Cette maladie méconnue, qui touche les fermiers

Jeanne, aujourd’hui âgée de 61 ans, a passé toute sa vie dans l’exploitation agricole familiale, travaillant durement et sans relâche, comme le faisaient déjà ses grands-parents. Fumeuse, ses problèmes de toux et ses difficultés respiratoires avaient vite trouvé un coupable. Mais pas celui que l’on croit. Explications. 

Par Adeline Beijns

«J’ai eu la chance de rencontrer un homme qui avait, comme moi, une passion pour la terre et la perpétuation des traditions» annonce fièrement Jeanne, une agricultrice et viticultrice du sud du pays.

Des symptômes handicapants

«Trouver quelqu’un qui veuille reprendre avec moi l’exploitation familiale et s’occuper des bêtes, n’était pas forcément évident». Du matin au soir et du soir au matin, sans véritable jour de repos, Jeanne et son mari remuent le foin, nettoient les enclos, nourrissent les animaux et sont exposés à toutes sortes de poussières organiques. Avec très peu d’économies, Jeanne et Philippe, ne peuvent s’offrir que le luxe d’un paquet de cigarettes qui devient le «petit plaisir» qui accompagne les rares pauses.

Au fil du temps, Jeanne commence à se sentir fatiguée et essoufflée. Il lui est de plus en plus difficile d’aller nourrir les vaches dans les pâturages. Ses quintes de toux, puissantes, l’épuisent et pourtant, Jeanne continue de travailler sans se plaindre. Elle n’a pas le temps de consulter un médecin. Malgré la gêne, Jeanne se rattache à son amour pour les animaux. «C’est la seule chose qui compte à mes yeux, mes animaux et mes terres. Je donnerai tout pour eux». Nous l’aurons compris, Jeanne est prête à faire passer son bétail avant son bien-être.

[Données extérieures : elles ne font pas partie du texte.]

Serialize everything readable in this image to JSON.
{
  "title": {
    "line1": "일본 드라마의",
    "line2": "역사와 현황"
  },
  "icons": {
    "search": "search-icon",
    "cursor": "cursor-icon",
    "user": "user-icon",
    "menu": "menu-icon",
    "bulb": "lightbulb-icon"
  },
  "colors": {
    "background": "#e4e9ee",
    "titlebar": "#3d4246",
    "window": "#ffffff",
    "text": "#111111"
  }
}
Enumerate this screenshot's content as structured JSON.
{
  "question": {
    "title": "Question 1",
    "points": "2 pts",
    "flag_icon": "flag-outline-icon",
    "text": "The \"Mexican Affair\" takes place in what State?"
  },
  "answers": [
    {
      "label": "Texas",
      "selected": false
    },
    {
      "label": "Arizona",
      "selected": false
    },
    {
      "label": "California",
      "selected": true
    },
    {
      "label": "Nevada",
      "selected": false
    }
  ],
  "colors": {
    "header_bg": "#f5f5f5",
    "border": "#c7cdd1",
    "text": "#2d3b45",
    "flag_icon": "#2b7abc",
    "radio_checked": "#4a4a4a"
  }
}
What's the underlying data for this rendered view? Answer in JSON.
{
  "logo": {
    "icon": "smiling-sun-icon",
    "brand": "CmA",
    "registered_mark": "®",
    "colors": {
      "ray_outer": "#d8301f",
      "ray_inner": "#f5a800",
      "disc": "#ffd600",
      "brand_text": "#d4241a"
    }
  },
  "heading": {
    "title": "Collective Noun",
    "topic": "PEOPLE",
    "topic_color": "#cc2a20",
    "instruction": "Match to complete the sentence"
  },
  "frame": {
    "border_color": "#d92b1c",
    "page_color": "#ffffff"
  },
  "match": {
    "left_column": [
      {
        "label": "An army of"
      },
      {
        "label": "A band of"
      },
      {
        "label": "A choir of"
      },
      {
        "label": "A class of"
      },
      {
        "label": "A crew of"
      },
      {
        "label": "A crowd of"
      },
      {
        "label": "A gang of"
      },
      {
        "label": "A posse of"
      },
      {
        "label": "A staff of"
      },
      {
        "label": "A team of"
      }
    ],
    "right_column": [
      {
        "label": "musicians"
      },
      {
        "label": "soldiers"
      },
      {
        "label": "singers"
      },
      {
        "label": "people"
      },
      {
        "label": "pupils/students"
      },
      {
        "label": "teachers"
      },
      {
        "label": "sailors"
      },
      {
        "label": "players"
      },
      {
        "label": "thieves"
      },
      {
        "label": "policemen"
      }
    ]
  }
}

Le long parcours d’une combattante

Les jours passent, Jeanne maigrie à vue d’œil. Au début son mari s’amusait de cette situation, sa femme avait perdu son embonpoint! «Et puis un matin, je n’ai pas pu sortir de mon lit. Je n’arrivai plus à respirer, j’avais de la fièvre». C’est à ce moment-là que Philippe, pris de panique, appelle en urgence leur médecin traitant, qui évoque d’abord une bronchite. A cela, de nombreux rendez-vous chez différents spécialistes s’en suivent: pneumologue, cardiologue et allergologue.

Au début, en raison de son essoufflement, d’une respiration sifflante, d’une toux chronique et de sa perte de poids, un premier pneumologue diagnostique une bronchopneumopathie chronique obstructive (ou BPCO). Mais ce diagnostic n’est hélas pas définitif. Ajoutant la fatigue, les poussées de fièvre, les maux de tête, à la longue liste des symptômes, un autre pneumologue décèle une sarcoïdose pulmonaire.

Une maladie rare méconnue

«On m’a prescrit des inhalateurs, des corticoïdes et de l’oxygène en supplément. Mon état s’est amélioré mais les quintes de toux et la fatigue persistaient. Ces symptômes devenaient de plus en plus handicapants ».

Après une longue errance diagnostique, Jeanne décide de se rendre dans un centre spécialisé. Le colloque de médecins de l’hôpital reprendra son dossier depuis le début. Une information (mise de côté jusqu’à lors) fera toute la différence pendant l’anamnèse: Jeanne travaille dans une exploitation agricole. Après concertation pluridisciplinaire entre pneumologues, radiologues, allergologues et anatomopathologistes, le mal dont souffre Jeanne porte enfin un nom. Une alvéolite allergique extrinsèque, plus communément appelée «maladie du poumon du fermier ».

Le diagnostic de ce mal peu connu est souvent difficile et repose sur l’exclusion d’autres affections associées à une atteinte interstitielle pulmonaire. En cause? La surexposition et l’inhalation de particules organiques, végétales ou animales, possédant des propriétés antigéniques responsables de réactions immuno-allergiques. Parmi ces substances, on trouve les moisissures, le foin, le compost, les déjections d’oiseaux ou encore la poussière de bois.

«Une fois que l’on a pu mettre un nom sur ma maladie, j’ai impérativement limité mon exposition au plus gros allergène tel que le foin. Les symptômes ont fortement diminué et j’ai pu reprendre une vie à peu près normale. Je me concentre sur d’autres tâches, plutôt administratives maintenant et c’est mon fils qui aide à présent mon mari ».

Le sourire retrouvé, après de trop longues années d’incompréhension, Jeanne aspire maintenant à une retraite bien méritée.